Eva se secó las comisuras de los ojos.
—A veces me preguntó por qué.
—¿Por qué crees tú que me fui contigo? —preguntó ella.
Después de todo aquel tiempo, una parte de ella seguía flirteando como le había enseñado su hermana tanto tiempo atrás. Pensó que, si él decidía sonreír en aquel momento, todo sería distinto.
—Es curioso —dijo él—. Yo tenía la clara sensación de que tu padre quería que te trajera a Norteamérica.
Ella sacudió la cabeza y casi se atragantó.
—¿Cómo puedes decir eso?
—Creo que quería que te fueras.
—No sabes nada —replicó ella, y antes de que pudiera detener su lengua, continuó—: Ellos no creían que fueras lo bastante bueno para mí.
En Santa Fe nunca había silencio, ni siquiera en un momento como aquel. El saloon de doña Cuca, los perros, los gatos, los niños jugando, el balido de las ovejas y los gruñidos de los cerdos. Él dio un puñetazo en la mesa, cogió su copa y la lanzó contra la pared en sombras. Ella no pudo evitar soltar un grito ahogado.
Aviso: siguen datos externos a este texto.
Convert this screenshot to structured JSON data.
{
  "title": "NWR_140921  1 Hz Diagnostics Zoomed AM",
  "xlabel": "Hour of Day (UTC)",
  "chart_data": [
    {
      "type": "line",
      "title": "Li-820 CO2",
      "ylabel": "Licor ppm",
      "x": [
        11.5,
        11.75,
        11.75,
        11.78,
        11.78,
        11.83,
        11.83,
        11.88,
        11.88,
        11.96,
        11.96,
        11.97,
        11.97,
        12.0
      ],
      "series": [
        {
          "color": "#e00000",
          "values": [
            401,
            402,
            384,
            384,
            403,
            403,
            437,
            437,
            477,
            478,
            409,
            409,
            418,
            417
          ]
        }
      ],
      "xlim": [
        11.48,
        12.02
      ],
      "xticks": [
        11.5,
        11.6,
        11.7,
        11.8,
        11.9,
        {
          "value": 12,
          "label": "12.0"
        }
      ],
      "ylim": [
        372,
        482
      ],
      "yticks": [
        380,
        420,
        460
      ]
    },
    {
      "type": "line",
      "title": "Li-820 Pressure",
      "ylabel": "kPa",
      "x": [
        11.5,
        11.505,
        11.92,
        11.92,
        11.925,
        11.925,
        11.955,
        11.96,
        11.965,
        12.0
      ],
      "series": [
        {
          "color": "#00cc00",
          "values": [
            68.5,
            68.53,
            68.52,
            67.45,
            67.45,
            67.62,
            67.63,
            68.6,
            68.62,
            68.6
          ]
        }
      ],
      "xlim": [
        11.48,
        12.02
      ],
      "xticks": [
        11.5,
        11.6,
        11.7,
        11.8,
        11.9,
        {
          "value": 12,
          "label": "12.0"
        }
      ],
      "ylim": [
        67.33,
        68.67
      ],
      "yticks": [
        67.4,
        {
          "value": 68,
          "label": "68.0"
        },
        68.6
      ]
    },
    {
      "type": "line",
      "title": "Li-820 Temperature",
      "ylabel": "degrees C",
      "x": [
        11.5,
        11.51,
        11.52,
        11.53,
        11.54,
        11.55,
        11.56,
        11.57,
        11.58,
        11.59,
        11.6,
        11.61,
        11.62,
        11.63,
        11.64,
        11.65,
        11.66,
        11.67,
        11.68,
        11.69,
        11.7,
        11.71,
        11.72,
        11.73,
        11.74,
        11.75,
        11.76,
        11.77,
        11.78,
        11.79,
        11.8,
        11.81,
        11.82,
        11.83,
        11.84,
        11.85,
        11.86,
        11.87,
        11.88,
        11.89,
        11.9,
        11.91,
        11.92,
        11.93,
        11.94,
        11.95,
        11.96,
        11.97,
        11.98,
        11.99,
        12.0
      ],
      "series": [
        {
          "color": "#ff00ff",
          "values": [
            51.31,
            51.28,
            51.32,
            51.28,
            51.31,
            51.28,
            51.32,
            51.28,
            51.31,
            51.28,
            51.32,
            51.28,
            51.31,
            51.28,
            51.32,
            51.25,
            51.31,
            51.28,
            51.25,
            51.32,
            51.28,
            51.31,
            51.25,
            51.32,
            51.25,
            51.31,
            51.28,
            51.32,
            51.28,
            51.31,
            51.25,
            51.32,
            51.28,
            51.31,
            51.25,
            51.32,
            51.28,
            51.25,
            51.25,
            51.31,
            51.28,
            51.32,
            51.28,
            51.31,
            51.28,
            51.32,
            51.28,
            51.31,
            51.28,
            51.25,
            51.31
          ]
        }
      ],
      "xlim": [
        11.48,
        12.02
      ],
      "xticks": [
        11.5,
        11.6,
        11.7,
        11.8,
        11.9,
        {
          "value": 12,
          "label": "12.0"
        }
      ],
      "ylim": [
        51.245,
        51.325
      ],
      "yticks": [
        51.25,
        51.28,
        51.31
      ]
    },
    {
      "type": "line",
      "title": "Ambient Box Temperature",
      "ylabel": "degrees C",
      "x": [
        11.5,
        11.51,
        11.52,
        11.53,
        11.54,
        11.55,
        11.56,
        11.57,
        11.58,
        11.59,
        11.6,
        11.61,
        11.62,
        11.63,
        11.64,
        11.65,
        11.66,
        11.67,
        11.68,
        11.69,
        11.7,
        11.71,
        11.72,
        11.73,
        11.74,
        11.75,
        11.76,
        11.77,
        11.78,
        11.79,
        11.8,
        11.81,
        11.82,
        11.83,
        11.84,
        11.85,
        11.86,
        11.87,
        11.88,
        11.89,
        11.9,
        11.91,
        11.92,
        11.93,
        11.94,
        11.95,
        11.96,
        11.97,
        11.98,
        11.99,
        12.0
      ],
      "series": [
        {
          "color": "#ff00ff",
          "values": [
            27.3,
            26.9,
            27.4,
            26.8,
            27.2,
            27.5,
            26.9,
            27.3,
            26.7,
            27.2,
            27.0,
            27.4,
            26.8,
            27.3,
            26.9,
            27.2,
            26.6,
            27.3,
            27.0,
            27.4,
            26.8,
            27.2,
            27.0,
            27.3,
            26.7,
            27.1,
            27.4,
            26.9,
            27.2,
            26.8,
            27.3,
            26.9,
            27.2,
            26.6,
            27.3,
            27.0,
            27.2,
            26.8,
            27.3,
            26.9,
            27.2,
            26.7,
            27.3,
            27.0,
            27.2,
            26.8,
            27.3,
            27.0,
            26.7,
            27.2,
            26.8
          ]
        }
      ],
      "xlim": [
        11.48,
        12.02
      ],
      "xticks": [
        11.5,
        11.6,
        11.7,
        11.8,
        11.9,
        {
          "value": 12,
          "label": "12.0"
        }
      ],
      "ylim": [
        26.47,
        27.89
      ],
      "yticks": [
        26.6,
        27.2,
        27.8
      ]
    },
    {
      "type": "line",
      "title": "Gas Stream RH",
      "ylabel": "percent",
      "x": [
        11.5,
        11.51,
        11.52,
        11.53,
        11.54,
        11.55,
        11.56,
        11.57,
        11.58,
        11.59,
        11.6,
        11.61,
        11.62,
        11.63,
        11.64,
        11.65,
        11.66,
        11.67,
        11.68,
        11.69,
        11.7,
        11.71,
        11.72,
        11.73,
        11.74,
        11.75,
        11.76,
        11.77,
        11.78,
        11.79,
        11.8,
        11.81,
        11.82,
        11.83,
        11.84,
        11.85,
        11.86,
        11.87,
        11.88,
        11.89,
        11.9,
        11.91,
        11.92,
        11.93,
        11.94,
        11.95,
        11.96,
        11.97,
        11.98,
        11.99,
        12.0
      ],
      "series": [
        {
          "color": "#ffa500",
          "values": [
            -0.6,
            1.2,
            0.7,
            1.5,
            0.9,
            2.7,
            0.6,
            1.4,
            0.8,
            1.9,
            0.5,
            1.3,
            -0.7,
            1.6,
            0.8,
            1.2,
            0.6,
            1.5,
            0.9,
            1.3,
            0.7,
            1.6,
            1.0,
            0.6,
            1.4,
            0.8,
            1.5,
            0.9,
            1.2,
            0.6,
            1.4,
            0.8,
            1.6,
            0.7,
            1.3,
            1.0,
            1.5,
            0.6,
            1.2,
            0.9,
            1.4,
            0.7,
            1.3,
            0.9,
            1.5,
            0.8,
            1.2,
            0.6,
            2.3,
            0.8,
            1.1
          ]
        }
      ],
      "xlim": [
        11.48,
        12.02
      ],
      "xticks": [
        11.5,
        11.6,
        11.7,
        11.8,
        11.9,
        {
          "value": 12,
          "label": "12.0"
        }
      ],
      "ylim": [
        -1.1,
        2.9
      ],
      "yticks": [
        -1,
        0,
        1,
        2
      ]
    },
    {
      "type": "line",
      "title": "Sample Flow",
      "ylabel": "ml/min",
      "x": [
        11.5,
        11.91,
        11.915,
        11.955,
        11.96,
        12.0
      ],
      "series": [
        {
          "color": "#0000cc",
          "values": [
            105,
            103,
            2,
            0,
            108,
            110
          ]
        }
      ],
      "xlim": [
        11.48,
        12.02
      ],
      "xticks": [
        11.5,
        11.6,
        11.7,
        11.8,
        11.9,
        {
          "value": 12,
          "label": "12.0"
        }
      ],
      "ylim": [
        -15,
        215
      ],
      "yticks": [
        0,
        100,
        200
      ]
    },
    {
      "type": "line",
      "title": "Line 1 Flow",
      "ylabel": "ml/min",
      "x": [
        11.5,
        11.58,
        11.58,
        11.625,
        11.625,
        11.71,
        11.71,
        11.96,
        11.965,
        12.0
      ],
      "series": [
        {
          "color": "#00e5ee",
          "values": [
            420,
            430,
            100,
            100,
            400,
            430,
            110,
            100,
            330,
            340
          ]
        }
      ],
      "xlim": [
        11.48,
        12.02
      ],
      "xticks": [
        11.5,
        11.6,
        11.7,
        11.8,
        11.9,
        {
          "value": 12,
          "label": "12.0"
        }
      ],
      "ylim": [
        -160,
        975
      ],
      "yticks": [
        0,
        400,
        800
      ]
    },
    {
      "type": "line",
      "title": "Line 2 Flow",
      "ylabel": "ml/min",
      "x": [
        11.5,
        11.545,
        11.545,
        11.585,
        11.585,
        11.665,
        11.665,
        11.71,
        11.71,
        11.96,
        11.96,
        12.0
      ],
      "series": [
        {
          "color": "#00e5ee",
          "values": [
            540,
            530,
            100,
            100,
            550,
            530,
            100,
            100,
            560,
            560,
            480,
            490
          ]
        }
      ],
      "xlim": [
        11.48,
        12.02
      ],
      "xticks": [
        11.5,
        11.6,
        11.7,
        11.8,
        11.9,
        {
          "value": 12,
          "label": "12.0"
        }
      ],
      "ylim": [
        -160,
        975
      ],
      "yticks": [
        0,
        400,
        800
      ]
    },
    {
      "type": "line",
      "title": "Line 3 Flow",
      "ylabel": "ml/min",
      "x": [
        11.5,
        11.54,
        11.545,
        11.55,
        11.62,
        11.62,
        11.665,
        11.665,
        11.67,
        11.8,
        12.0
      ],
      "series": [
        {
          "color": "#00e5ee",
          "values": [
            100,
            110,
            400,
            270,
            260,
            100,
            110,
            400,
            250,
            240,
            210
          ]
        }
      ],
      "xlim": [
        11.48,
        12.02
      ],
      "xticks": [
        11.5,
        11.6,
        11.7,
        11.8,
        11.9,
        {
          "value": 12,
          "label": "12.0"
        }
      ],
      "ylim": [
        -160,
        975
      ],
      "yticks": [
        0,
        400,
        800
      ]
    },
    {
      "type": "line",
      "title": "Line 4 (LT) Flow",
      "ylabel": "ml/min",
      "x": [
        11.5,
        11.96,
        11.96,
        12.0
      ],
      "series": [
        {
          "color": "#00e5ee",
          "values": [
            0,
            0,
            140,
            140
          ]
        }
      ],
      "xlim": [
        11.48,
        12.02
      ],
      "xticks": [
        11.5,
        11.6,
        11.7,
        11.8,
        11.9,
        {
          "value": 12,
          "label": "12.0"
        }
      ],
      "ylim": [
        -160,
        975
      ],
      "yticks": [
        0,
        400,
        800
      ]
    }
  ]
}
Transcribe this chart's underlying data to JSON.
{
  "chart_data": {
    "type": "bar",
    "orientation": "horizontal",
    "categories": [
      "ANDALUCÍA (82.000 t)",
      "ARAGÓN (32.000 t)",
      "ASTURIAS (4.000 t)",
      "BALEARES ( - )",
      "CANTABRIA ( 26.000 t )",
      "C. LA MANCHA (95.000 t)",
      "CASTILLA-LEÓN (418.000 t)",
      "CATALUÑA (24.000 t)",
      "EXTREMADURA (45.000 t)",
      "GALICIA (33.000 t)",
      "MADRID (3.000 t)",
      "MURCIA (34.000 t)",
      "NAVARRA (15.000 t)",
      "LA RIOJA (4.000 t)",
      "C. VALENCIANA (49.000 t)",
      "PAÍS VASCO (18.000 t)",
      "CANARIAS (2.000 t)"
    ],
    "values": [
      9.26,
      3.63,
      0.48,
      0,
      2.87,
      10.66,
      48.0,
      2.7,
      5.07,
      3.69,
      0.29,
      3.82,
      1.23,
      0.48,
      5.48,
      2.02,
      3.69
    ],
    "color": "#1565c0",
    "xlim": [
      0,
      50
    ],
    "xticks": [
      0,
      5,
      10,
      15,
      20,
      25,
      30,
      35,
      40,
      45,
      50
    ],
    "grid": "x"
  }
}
—Antes de que Henriette se casara, un pintor nos retrató —explicó ella.
Su voz se quebró y unas lágrimas inútiles hicieron que su mirada se volviera vidriosa. El rojo vino goteó por la pared encalada y su aroma avinagrado llenó la pequeña habitación.
—Era un artista —añadió bajando la voz. Se levantó y cogió una escoba—. Me contó historias.
—¿Por qué querría un padre que su hija viviera al otro lado del océano?
—Estás mintiendo. Mi padre quería que me quedara en Alemania. Quería que me quedara pero permitió que me fuera. ¡Porque yo se lo supliqué! Se lo supliqué.
—¿Y qué le dijiste?
—Le dije que te quería, claro. Le dije: «Le quiero, papá.» Y tú… —Sintió que su cara se ponía tensa y que sus sienes empezaban a latir—, tú le dijiste que me tratarías bien. Le dijiste que aquí había mucha libertad y riquezas y…
—¿Y qué pasa con el pintor?
Ella contempló los cristales rotos que había en el suelo y se acordó de la ceremonia de su boda.
—Él pintó nuestros retratos. Ya te lo he dicho. —Él la miró a los ojos y ella continuó—: Me explicó que mientras traducía la Biblia, Martin Luther lanzó un tintero contra el diablo. Este no dejaba de tentarlo…
La tos la obligó a interrumpirse mientras se inclinaba con dificultad para recoger los cristales.
—¿Por qué me cuentas esto? —preguntó él, levantándose de la silla y dejando la servilleta encima de la mesa.
—En Wartburg Castle —continuó ella en voz baja—, todavía hay una mancha negra en aquella pared.
—El demonio no existe —declaró él casi con benevolencia—. Solo estamos tú y yo.
—¿Y qué me dices de Dios?
—Su existencia no es cuestionable.
—¿Quién es tu demonio?
—Chsss… —dijo él—. Chsss… Lo siento. Siento que perdieras el bebé.
—Cuéntame —pidió ella—. Cuéntame adónde te lleva tu demonio.
Y, como hacía a menudo cuando ella le formulaba preguntas, Abraham se puso el sombrero y salió a la noche cerrando la puerta tras él.